In view of the decisions in the cases of Commissioner v. Isidore Golonsky et al. , 16 T.C. 1450, affirmed 200 Fed.(2d) 72, certiorari denied, 345 U.S. 939; Commissioner v. McCue Bros. & Drummond, Inc. , 19 T.C. 667, affirmed 210 Fed.(2d) 572, certiorari denied, 348 U.S. 829; and Commissioner v. Louis W. Ray et al. , 18 T.C. 438, affirmed, 210 Fed.(2d) 390, certiorari denied, 348 U.S. 829, nonacquiescences withdrawn, page 6, this Bulletin, the Internal Revenue Service now holds that amounts received in consideration of the surrender or release by the tenant to the landlord of possessory rights in real estate under a lease or under a statute entitling the tenant to continue in possession following expiration of a lease, or amounts received by a tenant from the landlord in consideration of the relinquishment of a lease covenant restricting the use of the real estate by the landlord, constitute proceeds from the sale of a capital asset within the meaning of section 117 of the Internal Revenue Code of 1939.

The above holding does not apply to a situation involving the transfer, for a lump sum, of the right to collect ordinary income.
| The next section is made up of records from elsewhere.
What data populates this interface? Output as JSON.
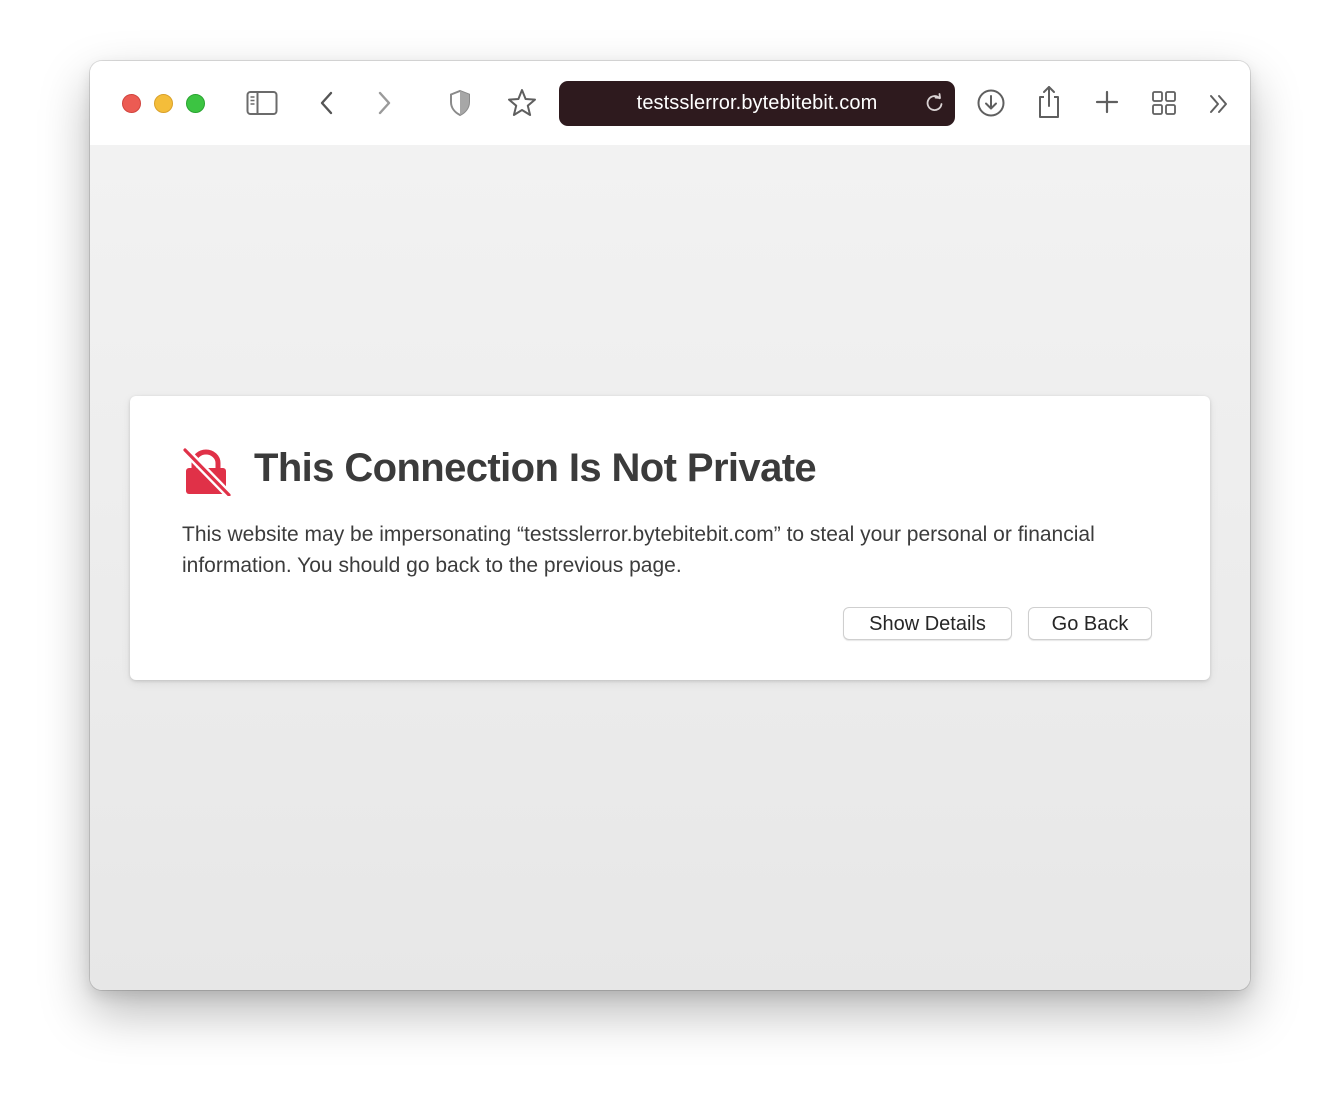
{
  "window": {
    "traffic_lights": {
      "close_color": "#ec5b53",
      "minimize_color": "#f4bd3a",
      "maximize_color": "#3cc442"
    }
  },
  "toolbar": {
    "icons": [
      "sidebar-icon",
      "back-arrow-icon",
      "forward-arrow-icon",
      "shield-icon",
      "star-icon",
      "download-icon",
      "share-icon",
      "plus-icon",
      "tab-overview-icon",
      "chevron-double-right-icon"
    ],
    "address": {
      "url": "testsslerror.bytebitebit.com",
      "background": "#2e1a1e",
      "reload_icon": "reload-icon"
    }
  },
  "warning": {
    "icon": "lock-slash-icon",
    "icon_color": "#e03148",
    "title": "This Connection Is Not Private",
    "body": "This website may be impersonating “testsslerror.bytebitebit.com” to steal your personal or financial information. You should go back to the previous page.",
    "buttons": {
      "show_details": "Show Details",
      "go_back": "Go Back"
    }
  }
}
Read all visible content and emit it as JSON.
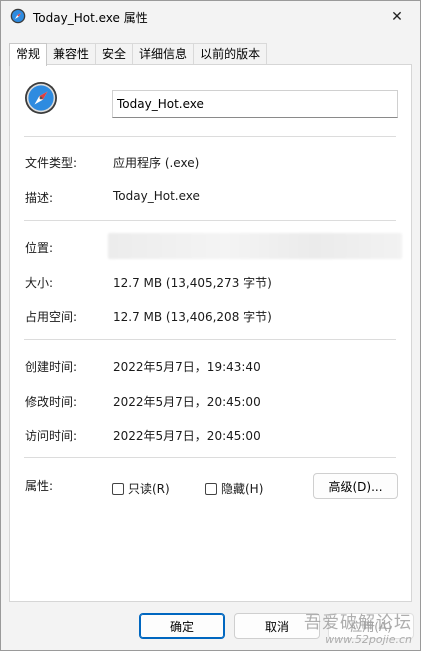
{
  "window": {
    "title": "Today_Hot.exe 属性",
    "close_glyph": "✕"
  },
  "tabs": [
    {
      "label": "常规",
      "active": true
    },
    {
      "label": "兼容性",
      "active": false
    },
    {
      "label": "安全",
      "active": false
    },
    {
      "label": "详细信息",
      "active": false
    },
    {
      "label": "以前的版本",
      "active": false
    }
  ],
  "general": {
    "file_name": "Today_Hot.exe",
    "file_type_label": "文件类型:",
    "file_type_value": "应用程序 (.exe)",
    "description_label": "描述:",
    "description_value": "Today_Hot.exe",
    "location_label": "位置:",
    "size_label": "大小:",
    "size_value": "12.7 MB (13,405,273 字节)",
    "size_on_disk_label": "占用空间:",
    "size_on_disk_value": "12.7 MB (13,406,208 字节)",
    "created_label": "创建时间:",
    "created_value": "2022年5月7日，19:43:40",
    "modified_label": "修改时间:",
    "modified_value": "2022年5月7日，20:45:00",
    "accessed_label": "访问时间:",
    "accessed_value": "2022年5月7日，20:45:00",
    "attributes_label": "属性:",
    "readonly_label": "只读(R)",
    "hidden_label": "隐藏(H)",
    "advanced_label": "高级(D)..."
  },
  "footer": {
    "ok_label": "确定",
    "cancel_label": "取消",
    "apply_label": "应用(A)"
  },
  "watermark": {
    "line1": "吾爱破解论坛",
    "line2": "www.52pojie.cn"
  },
  "colors": {
    "accent": "#0067c0",
    "icon_blue": "#2e8be0"
  }
}
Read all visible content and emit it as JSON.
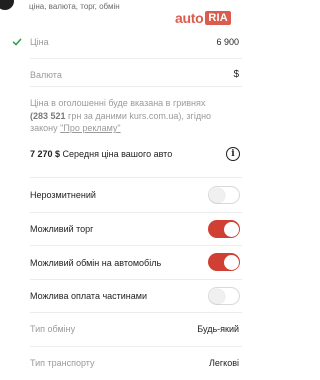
{
  "header": {
    "subtitle": "ціна, валюта, торг, обмін",
    "logo_auto": "auto",
    "logo_ria": "RIA"
  },
  "price": {
    "label": "Ціна",
    "value": "6 900"
  },
  "currency": {
    "label": "Валюта",
    "value": "$"
  },
  "info": {
    "line1": "Ціна в оголошенні буде вказана в гривнях",
    "uah_amount": "(283 521",
    "line2_rest": " грн за даними kurs.com.ua), згідно",
    "line3_prefix": "закону ",
    "link_text": "\"Про рекламу\""
  },
  "average": {
    "amount": "7 270 $",
    "text": " Середня ціна вашого авто"
  },
  "toggles": [
    {
      "label": "Нерозмитнений",
      "on": false
    },
    {
      "label": "Можливий торг",
      "on": true
    },
    {
      "label": "Можливий обмін на автомобіль",
      "on": true
    },
    {
      "label": "Можлива оплата частинами",
      "on": false
    }
  ],
  "exchange_type": {
    "label": "Тип обміну",
    "value": "Будь-який"
  },
  "transport_type": {
    "label": "Тип транспорту",
    "value": "Легкові"
  },
  "colors": {
    "accent_red": "#cf3f33",
    "check_green": "#2e9e4f",
    "logo_red": "#db5c4c"
  }
}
Compare Revenue Ruling 129, C.B. 1953-2, 97, and citations therein holding that payments received by a lessee-sublessor attributable to an assignment of subsisting subleases on leased property in connection with a reassignment of the basic ground lease to lessor are includible in gross income of the lessee-sublessor as ordinary income.

The Service will continue to regard the relinquishment of simple contract rights as not involving the sale or exchange of a capital asset within the meaning of section 117 of the Code and will treat amounts received in consideration of such relinquishment as constituting ordinary income under section 22(a) of the Code. See Joseph Roscoe et al. v. Commissioner, 215 Fed.(2d) 478; General Artists Corp. v. Commissioner, 205 Fed.(2d) 360, certiorari denied, 346 U.S. 866; Commissioner v. Starr Brothers, Inc., 204 Fed.(2d) 673; and Harry P. Bingham et ux. v. Commissioner, 105 Fed.(2d) 971.